VNet1 (fortigate_vnet) : Route Table 1 (rt_fortigate)
VNet2 : Route Table 2 (rt_modern)
When peering VNet 1 to the VHub I am propagating the routes from Route Table 1 to Route Table 2
Route table 2 has a default route to next hop VNet 1 which creates a cyclic dependency. Is there an other code block that I can use other than the two below to achieve the same outcome?

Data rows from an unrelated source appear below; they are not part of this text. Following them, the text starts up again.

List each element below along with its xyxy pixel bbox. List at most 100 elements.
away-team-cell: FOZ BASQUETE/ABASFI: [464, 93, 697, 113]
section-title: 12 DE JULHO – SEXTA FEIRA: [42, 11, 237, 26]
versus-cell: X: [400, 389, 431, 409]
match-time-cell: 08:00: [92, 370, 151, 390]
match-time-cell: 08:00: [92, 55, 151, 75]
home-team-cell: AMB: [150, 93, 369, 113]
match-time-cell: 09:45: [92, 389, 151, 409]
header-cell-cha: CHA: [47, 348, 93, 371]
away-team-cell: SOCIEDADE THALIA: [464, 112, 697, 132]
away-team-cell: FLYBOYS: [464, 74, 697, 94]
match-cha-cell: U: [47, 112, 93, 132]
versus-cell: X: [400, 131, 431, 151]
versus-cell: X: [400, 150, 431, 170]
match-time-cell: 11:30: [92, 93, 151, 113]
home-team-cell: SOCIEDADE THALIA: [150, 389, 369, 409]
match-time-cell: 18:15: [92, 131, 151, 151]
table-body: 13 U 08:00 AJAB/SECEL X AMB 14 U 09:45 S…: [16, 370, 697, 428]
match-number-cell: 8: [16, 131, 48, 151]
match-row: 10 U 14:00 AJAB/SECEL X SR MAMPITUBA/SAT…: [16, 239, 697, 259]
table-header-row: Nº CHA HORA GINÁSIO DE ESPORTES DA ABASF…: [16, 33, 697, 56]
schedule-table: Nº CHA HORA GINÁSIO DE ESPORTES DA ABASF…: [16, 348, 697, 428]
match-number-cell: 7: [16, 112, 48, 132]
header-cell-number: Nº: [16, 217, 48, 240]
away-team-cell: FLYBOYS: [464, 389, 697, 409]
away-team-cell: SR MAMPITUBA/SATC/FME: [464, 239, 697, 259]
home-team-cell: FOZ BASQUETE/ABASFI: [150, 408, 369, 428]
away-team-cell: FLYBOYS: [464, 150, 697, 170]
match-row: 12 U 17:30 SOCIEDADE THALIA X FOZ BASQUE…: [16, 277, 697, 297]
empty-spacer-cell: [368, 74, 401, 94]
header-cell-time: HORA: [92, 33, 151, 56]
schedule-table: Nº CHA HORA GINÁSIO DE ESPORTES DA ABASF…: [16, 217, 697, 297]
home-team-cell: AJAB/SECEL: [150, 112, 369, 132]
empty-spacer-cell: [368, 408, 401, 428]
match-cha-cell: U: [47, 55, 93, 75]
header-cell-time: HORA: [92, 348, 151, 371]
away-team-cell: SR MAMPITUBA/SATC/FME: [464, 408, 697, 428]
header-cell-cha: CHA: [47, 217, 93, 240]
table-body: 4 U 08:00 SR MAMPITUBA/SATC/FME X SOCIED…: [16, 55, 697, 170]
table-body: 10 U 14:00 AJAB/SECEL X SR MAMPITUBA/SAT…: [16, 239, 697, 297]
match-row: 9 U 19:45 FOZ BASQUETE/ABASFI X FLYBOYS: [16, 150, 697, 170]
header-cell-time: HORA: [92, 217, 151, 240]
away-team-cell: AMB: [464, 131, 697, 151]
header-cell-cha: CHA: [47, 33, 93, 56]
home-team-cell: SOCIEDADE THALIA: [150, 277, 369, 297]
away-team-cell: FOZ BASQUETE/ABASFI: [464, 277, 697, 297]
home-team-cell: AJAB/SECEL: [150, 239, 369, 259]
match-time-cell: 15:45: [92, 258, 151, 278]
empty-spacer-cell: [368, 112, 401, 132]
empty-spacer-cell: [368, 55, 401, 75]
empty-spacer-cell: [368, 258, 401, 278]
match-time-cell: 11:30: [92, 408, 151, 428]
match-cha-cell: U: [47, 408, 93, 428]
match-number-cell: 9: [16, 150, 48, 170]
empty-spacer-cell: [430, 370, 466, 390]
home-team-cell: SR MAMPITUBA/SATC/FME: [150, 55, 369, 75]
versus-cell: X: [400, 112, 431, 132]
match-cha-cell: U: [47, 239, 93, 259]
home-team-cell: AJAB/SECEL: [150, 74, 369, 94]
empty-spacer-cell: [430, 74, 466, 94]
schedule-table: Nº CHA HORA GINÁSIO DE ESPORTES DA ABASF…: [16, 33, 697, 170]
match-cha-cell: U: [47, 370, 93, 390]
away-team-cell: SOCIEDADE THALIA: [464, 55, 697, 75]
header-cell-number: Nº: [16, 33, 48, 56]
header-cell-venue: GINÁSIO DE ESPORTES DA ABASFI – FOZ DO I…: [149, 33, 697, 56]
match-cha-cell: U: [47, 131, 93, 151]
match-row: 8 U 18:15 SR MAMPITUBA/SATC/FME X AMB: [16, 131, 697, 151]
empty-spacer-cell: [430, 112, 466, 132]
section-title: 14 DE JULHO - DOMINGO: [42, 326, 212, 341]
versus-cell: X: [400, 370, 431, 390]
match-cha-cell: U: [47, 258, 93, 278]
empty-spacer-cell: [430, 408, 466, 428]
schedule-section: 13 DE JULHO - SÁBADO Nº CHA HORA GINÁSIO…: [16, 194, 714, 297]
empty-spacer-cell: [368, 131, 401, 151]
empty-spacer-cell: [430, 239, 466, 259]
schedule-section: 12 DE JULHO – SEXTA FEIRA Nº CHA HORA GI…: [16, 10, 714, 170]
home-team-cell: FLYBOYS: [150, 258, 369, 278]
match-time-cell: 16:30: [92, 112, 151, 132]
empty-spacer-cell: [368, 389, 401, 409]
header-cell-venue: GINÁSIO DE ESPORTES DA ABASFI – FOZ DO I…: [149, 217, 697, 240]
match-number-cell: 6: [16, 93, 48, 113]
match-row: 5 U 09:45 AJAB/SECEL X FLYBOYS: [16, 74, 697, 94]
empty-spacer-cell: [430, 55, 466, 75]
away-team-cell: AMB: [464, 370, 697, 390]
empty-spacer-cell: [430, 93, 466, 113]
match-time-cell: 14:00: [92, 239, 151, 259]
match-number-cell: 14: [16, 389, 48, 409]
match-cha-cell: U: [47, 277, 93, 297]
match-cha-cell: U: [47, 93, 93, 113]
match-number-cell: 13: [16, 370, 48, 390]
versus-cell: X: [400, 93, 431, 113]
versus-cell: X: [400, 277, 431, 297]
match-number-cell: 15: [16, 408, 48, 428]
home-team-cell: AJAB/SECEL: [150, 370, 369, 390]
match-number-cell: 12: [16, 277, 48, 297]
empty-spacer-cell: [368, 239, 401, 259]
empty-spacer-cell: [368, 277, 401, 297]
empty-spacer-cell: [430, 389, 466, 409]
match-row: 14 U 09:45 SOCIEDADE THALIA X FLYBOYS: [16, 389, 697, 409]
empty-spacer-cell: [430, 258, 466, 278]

resource “azurerm_virtual_hub_route_table” “rt_modern” {
name = var.modern_rt_name
virtual_hub_id = azurerm_virtual_hub.hub_1.id
route {
name = “default_rt”
destinations_type = “CIDR”
destinations = [“0.0.0.0/0”]
next_hop_type = “ResourceId”
next_hop = azurerm_virtual_hub_connection.fortigate_vnet.id
}
}
resource “azurerm_virtual_hub_connection” “fortigate_vnet” {
name = var.fortigate_to_hub
virtual_hub_id = azurerm_virtual_hub.hub_1.id
remote_virtual_network_id = var.fortigate_vnet_id
routing {
associated_route_table_id = azurerm_virtual_hub_route_table.rt_fortigate.id
propagated_route_table {
route_table_ids = [azurerm_virtual_hub_route_table.rt_fortigate.id,
azurerm_virtual_hub_route_table.rt_modern.id
]
}
static_vnet_route {
name = "default_rt"
address_prefixes = ["0.0.0.0/0"]
next_hop_ip_address = "10.100.0.132" #IP address of the FortiGates
}
}
}
Please let me know if I should have created this post elsewhere.